Recipe Edemame ravioli with shiitaki mushroom curry sauce


Legendary Member
3 Dec 2017
Local time
3:14 AM
SE Florida

The recipe is vegan as written, but can use substitutes if vegan products are not available.

Ravioli, recipe makes 12-16 ravioli

1 Tbsp minced garlic
8-9 ounces shelled edemame
3/4 cup 1/4 inch diced onion
2 Tbsp vegan egg substitute for vegan dish or 1 egg beaten for vegetarian/omnivore dish
24-32 square dumpling wrappers, about 3 inch square

Shiitaki curry sauce

1/2 pound roughly chopped shiitaki mushrooms
1 Tbsp minced ginger
1 Tbsp minced garlic
3 Tbsp red or green vegan or regular Thai curry paste
1 can Thai coconut milk
2 cups vegetable stock
2 limes
Salt and pepper to taste

Vegetable or grapeseed oil

Cook the edemame in a large pot of boiling salted water for 10-12 minutes until soft. Drain in a colander then place in a large bowl and allow to cool.

Meanwhile, in a medium skillet, heat 2 tsp oil and sauté the onions until soft, then add the garlic and cook for a minute or 2 more. Add to the bowl with the edemame. Partially mash or roughly chop the edemame mixture.
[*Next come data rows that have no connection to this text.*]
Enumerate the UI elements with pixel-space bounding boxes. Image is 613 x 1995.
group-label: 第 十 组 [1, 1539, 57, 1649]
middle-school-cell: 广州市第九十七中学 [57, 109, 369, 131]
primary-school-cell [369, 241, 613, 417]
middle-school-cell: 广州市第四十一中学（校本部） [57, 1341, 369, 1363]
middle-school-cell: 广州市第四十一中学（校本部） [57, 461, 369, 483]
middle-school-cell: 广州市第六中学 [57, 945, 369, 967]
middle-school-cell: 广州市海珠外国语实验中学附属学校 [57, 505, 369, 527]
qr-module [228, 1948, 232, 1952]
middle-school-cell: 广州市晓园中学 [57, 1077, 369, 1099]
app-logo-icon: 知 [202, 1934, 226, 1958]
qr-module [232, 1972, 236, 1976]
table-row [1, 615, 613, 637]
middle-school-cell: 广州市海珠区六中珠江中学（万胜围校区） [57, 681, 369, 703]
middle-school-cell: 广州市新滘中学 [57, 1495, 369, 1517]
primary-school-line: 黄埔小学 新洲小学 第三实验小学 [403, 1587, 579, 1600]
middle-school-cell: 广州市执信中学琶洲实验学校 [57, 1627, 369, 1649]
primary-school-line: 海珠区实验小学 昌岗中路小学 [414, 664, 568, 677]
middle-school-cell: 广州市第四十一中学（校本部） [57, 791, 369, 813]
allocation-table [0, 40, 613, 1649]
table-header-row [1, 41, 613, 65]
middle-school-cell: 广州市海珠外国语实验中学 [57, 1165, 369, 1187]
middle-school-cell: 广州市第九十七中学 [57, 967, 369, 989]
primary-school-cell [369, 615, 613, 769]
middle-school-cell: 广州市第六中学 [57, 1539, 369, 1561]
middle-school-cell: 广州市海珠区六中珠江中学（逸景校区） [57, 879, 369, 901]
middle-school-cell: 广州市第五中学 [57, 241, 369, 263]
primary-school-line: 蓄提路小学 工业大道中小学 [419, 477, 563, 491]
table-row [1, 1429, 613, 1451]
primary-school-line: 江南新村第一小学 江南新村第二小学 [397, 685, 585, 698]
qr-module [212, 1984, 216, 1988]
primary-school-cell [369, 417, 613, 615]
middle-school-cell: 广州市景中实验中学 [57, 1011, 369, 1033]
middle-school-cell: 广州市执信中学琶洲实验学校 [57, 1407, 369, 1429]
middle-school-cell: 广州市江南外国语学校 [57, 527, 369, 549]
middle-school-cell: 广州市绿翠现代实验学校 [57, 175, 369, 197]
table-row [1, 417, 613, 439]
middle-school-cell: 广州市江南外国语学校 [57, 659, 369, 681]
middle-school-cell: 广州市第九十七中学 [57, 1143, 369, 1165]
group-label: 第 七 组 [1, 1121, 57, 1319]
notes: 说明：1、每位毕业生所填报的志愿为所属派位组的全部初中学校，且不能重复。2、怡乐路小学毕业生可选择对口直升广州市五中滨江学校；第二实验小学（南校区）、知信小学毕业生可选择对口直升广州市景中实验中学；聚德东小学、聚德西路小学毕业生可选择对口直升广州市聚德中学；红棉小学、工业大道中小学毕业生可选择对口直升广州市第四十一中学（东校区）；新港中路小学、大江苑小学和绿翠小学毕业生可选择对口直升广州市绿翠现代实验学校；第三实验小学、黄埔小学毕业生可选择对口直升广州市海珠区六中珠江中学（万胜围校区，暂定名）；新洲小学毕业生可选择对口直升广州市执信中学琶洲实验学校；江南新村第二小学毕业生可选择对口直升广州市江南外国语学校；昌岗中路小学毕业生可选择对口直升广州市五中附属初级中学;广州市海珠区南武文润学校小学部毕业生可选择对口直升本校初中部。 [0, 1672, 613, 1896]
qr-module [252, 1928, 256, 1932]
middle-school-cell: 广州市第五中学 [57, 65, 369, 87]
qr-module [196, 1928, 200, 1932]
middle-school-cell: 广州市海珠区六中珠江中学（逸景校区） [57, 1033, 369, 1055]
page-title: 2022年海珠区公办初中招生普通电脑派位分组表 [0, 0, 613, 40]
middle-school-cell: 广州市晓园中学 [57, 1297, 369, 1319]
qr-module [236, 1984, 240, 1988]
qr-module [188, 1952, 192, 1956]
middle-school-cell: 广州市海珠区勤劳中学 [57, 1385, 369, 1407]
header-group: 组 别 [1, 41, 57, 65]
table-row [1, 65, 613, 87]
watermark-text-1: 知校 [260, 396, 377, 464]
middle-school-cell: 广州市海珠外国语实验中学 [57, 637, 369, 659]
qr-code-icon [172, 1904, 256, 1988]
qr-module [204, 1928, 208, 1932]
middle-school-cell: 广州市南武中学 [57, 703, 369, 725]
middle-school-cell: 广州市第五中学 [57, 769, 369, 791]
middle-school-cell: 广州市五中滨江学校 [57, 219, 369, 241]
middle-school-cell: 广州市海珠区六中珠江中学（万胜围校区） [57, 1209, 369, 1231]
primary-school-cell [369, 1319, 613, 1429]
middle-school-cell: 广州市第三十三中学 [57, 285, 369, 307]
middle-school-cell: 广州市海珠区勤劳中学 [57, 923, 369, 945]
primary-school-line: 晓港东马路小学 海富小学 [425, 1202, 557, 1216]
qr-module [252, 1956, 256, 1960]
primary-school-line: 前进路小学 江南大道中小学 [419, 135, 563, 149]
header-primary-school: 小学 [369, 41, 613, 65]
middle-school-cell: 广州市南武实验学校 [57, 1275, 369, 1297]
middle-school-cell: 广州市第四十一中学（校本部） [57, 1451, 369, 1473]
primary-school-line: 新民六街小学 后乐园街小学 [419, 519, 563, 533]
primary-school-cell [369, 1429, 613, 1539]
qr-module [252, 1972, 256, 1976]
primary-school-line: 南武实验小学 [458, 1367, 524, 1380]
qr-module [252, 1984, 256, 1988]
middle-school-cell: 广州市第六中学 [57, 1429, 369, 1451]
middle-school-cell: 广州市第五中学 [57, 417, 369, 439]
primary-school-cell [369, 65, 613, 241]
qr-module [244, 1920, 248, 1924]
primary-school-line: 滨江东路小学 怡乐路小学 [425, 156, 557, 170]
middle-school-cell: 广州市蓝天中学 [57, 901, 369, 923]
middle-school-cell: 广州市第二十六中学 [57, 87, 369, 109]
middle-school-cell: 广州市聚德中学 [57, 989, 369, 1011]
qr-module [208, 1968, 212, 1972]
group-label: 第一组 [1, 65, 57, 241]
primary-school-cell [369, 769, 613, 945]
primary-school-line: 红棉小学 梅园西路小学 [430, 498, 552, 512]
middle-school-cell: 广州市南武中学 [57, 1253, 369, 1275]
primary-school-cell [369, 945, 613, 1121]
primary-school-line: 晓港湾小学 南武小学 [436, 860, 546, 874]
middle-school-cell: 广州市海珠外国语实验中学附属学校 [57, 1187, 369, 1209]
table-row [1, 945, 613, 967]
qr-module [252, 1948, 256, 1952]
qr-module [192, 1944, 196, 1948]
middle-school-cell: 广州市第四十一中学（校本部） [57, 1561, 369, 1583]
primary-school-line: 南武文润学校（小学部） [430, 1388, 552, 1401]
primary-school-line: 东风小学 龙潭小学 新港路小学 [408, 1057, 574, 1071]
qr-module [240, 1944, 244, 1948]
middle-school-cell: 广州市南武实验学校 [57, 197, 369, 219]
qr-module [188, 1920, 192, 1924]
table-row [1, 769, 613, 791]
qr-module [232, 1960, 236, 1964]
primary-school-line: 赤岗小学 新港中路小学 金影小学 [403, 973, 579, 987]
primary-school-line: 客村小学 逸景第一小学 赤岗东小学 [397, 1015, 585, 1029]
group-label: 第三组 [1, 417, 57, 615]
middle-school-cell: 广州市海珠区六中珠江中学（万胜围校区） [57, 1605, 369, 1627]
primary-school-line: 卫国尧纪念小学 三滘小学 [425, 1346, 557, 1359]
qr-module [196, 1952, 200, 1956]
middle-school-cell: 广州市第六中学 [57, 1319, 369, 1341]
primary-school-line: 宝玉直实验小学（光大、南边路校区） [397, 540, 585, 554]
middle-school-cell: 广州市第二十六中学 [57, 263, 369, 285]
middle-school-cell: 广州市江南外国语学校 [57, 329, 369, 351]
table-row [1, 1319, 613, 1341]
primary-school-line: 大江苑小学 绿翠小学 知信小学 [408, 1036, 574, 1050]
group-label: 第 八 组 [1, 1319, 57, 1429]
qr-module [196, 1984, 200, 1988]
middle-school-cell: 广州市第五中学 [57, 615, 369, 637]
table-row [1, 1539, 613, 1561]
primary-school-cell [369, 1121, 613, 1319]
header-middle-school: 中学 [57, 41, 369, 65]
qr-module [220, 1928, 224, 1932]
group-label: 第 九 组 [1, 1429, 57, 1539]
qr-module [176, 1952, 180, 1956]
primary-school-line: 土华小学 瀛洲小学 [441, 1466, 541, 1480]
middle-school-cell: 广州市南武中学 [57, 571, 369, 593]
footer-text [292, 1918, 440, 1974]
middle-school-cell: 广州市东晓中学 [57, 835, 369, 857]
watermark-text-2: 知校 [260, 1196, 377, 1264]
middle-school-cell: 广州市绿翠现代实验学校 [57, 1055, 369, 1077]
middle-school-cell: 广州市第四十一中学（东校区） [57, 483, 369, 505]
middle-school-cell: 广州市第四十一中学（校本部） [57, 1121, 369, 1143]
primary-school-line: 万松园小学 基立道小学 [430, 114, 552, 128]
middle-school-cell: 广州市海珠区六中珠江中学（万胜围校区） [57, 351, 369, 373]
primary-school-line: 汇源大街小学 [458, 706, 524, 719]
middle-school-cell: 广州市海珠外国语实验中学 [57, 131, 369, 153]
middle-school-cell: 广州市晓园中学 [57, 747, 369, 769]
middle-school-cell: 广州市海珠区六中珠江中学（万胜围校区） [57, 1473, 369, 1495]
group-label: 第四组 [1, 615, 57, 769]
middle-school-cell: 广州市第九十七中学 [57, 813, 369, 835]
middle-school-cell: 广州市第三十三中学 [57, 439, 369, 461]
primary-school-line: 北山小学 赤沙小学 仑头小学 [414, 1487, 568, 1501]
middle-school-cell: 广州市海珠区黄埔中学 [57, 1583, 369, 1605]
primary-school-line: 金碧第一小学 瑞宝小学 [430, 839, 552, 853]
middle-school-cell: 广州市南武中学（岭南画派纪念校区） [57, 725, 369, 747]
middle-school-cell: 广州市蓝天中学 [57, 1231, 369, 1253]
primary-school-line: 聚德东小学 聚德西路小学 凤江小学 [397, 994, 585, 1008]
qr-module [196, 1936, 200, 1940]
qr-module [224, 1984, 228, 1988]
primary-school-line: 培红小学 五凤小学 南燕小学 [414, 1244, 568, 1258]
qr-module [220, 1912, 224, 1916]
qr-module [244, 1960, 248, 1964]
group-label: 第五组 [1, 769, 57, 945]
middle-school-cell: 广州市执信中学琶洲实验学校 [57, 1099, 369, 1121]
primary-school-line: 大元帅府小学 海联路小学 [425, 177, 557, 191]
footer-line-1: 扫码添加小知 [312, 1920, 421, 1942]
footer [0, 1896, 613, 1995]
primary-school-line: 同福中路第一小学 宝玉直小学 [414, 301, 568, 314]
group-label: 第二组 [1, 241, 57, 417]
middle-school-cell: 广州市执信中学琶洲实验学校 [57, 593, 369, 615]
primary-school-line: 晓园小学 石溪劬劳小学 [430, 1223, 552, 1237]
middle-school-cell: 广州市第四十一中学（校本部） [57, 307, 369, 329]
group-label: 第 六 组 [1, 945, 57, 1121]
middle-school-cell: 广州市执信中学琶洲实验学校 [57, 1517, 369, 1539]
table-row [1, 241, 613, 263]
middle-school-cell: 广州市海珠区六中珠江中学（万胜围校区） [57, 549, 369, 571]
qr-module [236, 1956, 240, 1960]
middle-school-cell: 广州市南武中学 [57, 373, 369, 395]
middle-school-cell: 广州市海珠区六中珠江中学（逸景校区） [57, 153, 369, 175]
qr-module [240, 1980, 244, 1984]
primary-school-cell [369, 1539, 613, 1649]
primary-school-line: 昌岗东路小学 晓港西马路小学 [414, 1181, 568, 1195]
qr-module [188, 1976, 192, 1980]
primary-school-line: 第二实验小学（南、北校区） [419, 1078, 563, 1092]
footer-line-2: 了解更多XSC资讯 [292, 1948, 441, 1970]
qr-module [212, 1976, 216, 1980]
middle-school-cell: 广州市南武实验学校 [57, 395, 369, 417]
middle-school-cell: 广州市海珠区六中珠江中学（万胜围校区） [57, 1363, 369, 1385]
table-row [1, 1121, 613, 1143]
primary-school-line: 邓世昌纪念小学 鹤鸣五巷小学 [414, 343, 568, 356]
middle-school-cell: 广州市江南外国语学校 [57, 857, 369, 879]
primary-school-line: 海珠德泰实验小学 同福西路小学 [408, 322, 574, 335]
Add a little oil to the medium skillet and sautee the garlic and ginger, add the mushroons, season and cook until soft. Clear a circle in the center of the skillet and cook the curry paste a bit. Add the coconut milk a little at the time stirring to mix with the curry paste well. Add the vegetable stock and juice from the limes and bring to a boil. Contine to cook and reduce about a third.

Lay out half of the dumpling wrappers on a cutting board and brush edges with the egg substitute or egg wash. Keep the remaining wrappers covered with a damp paper towel. Place about 2 tablespoons of filling on top of the wrappers for each ravioli. Cover the wrappers on the board with the remaing wrappers and press down around the edges, trying to get as much air out as possible. Pick up each ravioli and press around the edges with your fingertips to make sure you get a good seal. If the ravioli will be sitting a while, cover with damp paper towels to keep wrappers from drying out and becoming brittle.

Cook the ravioli in a covered pot of gently boiling salted water for 3-4 minutes, gently stirring once. Lift the ravioli out with a slotted spoon and place in serving bowls. Blot any excess water. Divide sauce evenly.

I used 5 ravioli per serving, but only managed to eat 3 of mine.